Anthony Watson, founder of the Bank of London, is facing a High Court dispute with U.S. investment firm Forgelight over alleged unpaid debts. The case, which stems from statutory demands filed by the investor, underscores both the challenges faced by new entrants in the banking sector and the broader risks of fintech funding. For customers, investors, and regulators alike, the situation raises questions about governance, accountability, and long-term trust in emerging financial institutions.
Understanding the Dispute
At the heart of the case is a statutory demand — a formal notice that can precede bankruptcy proceedings if not resolved. Forgelight, based in Miami, claims Watson owes money, though the amount has not been disclosed. The firm was an early backer of the Bank of London, participating in its $90 million funding round in 2021 and another $40 million round in 2023.
Watson, who launched the bank in 2021, left abruptly in 2024 amid financial and regulatory pressures. He has filed an application to set aside the demand, represented by Janes Solicitors in London. Court filings also show that Bank of London removed Watson as a “person of significant control,” effectively severing ties with its founder.
A Troubled Fintech Journey
The Bank of London entered the market with ambitions to disrupt clearing and payments, but financial strains quickly followed. In 2023, the holding company reported losses of nearly £50 million, bringing total accumulated deficits since its launch close to £110 million. The bank also faced scrutiny from HM Revenue & Customs over an unpaid tax bill, though the matter was later withdrawn.
The turmoil extended to governance. High-profile figures such as Labour grandee Peter Mandelson and private equity executive Harvey Schwartz resigned from the board. Meanwhile, the Prudential Regulation Authority launched an investigation into “historical matters,” signaling ongoing regulatory attention.
Impact on Customers and Investors
For customers, these developments raise concerns about stability and trust in digital banking services. While the bank continues to operate, questions about leadership changes and mounting losses could undermine confidence in deposits, checking accounts, and digital banking products. For investors, the dispute highlights the risks of backing ambitious fintech projects, where rapid growth often comes at the cost of sustained profitability.
At the same time, the Bank of London has secured fresh funding — £57 million from Mangrove Capital, with an additional £25 million pledged — suggesting that investor appetite for long-term transformation remains. The bank’s new leadership insists on restructuring its operations, with the goal of strengthening lending, credit, and mortgage services while regaining regulatory trust.
Looking Ahead
The case between Watson and Forgelight adds another layer of uncertainty to the bank’s future.
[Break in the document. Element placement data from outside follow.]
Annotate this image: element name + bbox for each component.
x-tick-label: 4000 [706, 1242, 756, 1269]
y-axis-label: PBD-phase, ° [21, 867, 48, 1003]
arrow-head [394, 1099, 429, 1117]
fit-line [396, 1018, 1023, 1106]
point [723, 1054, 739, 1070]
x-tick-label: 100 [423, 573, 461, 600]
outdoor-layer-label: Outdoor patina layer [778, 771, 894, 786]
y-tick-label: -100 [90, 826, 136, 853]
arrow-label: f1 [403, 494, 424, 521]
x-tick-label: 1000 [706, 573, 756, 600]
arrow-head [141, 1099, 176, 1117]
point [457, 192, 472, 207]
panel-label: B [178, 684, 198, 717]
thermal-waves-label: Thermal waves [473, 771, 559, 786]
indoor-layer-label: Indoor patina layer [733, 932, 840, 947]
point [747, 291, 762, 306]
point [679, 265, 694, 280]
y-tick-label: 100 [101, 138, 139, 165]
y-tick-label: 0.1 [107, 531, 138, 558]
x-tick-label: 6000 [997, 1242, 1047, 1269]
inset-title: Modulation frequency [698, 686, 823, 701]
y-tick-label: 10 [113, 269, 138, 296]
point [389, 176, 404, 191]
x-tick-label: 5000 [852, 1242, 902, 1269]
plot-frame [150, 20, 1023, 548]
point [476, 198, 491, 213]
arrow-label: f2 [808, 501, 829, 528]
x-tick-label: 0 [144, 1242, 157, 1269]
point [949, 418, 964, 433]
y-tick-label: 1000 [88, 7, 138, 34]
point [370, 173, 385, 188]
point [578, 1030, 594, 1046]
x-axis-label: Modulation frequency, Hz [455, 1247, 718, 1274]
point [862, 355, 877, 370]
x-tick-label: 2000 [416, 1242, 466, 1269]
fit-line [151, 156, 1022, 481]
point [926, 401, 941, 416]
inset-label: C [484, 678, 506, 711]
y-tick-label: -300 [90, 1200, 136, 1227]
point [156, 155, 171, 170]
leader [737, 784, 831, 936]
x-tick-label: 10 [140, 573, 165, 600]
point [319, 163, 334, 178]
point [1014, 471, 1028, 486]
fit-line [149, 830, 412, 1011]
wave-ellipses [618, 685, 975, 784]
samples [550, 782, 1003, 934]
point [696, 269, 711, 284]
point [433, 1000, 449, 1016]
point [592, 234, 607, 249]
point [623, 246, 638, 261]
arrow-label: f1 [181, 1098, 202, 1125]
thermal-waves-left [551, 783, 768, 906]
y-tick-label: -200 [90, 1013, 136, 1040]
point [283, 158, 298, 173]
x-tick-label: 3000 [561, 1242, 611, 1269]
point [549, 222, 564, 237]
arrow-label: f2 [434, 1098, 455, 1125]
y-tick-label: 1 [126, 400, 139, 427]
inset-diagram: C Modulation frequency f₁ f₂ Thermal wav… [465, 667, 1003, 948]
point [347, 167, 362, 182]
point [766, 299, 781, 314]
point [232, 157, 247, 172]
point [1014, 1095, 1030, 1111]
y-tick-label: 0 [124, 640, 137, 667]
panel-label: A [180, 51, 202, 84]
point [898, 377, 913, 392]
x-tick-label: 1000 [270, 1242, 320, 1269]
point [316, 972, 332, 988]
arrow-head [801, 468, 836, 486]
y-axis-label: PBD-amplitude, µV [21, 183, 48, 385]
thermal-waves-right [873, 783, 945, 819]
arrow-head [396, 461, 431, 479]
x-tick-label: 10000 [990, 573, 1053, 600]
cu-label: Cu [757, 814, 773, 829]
While the legal outcome remains pending, the episode highlights the importance of governance, transparency, and adequate capital management in the fintech sector.
For customers and investors alike, the lesson is clear: digital innovation in banking must be matched by sustainable financial practices. As interest rates, credit markets, and regulation continue to shape the sector, only institutions with strong foundations will thrive.